The 33-year-old Murphy appeared in 10 rehab games for the Harrisburg Senators, batting .243 with an .823 on-base-plus-slugging percentage in 44 plate appearances. But hitting wasn’t his concern, and his early struggles at the plate weren’t knee-related. It was a matter of rust, which he progressively knocked off with more reps. On Friday, for example, he went 2 for 3 with two walks and a home run. He said it was the best he has felt in the batter’s box, timing-wise.
The final obstacle has been his mobility, both in the field and on the base paths. In that game Friday, Murphy jogged with a hitch but sprinted rather normally. Defensively, he planted his right foot for throws to complete a couple of routine plays.
On Sunday, he took turns taking ground balls at second base with Wilmer Difo. The grounders didn’t test his range much, but he moved without any apparent problem. He then took batting practice and sprayed line drives around the diamond.
“I thought he made a big improvement, yeah,” Martinez said. “Like I said before, I think now there’s nothing wrong with the knee. He knows that. It’s a mind-over-matter deal now. We talked today and, for me, it’s more once he gets here and he starts playing, I think he’ll forget about everything and just go out and play. But that’s totally up to him and what he feels comfortable [doing].”
Because he’s a position player, Murphy’s rehab assignment is limited to 20 days, giving him through Thursday to play in minor league games. If Washington decides to activate him this week, he’ll probably replace utility infielder Adrian Sanchez on the roster. That would leave the Nationals with only Trea Turner and Difo as capable shortstops. The Nationals would have limited middle-infield options, particularly if Murphy has trouble defensively.

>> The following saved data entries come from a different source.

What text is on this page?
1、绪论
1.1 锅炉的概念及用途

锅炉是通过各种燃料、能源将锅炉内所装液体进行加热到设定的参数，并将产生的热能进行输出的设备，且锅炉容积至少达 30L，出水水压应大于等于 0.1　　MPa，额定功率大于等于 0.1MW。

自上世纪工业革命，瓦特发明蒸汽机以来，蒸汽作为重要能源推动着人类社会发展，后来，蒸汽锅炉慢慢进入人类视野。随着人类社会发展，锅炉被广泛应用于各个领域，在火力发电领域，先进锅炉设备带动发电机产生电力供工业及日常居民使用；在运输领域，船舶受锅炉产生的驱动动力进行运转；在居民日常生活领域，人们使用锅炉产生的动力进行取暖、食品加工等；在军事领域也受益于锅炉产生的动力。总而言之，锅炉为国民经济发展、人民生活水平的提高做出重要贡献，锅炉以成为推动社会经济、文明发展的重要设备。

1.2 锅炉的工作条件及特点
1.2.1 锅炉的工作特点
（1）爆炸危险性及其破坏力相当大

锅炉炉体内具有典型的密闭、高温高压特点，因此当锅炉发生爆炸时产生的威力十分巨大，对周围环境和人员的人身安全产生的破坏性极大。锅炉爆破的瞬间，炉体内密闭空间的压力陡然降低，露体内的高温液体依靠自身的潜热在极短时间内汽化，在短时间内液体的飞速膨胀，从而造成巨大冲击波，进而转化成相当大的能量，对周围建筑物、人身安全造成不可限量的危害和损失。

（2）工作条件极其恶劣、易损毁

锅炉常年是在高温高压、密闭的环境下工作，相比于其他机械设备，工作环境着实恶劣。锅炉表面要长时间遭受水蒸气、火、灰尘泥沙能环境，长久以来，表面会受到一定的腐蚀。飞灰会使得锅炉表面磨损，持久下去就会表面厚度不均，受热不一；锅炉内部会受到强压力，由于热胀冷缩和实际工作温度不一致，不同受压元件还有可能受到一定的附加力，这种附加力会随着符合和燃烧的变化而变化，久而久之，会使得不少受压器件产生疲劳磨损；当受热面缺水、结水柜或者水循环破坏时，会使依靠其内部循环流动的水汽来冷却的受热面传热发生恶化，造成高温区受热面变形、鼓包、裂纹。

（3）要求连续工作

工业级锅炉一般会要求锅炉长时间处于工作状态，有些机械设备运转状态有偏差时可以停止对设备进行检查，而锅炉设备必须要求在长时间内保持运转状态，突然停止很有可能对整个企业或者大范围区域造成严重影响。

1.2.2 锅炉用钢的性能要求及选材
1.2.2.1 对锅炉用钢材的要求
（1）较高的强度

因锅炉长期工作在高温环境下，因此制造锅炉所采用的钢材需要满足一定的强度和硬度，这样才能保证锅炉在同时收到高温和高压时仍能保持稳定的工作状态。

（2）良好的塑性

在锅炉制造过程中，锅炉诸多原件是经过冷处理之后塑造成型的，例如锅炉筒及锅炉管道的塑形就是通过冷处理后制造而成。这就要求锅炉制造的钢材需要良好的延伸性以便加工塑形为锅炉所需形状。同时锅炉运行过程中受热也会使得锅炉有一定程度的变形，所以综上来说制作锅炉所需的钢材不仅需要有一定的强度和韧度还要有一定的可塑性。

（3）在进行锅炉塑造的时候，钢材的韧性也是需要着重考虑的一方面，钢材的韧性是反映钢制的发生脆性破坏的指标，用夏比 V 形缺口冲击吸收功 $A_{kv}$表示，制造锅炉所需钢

But if Murphy can rediscover his offensive prowess, he’ll provide the Nationals another dangerous middle-of-the-order threat, lengthening a lineup that was already bolstered over the weekend when Adam Eaton returned following a two-month absence. Washington would be getting a former MVP runner-up with a .334 batting average and .956 OPS in two seasons as a National. That’s worth a hug.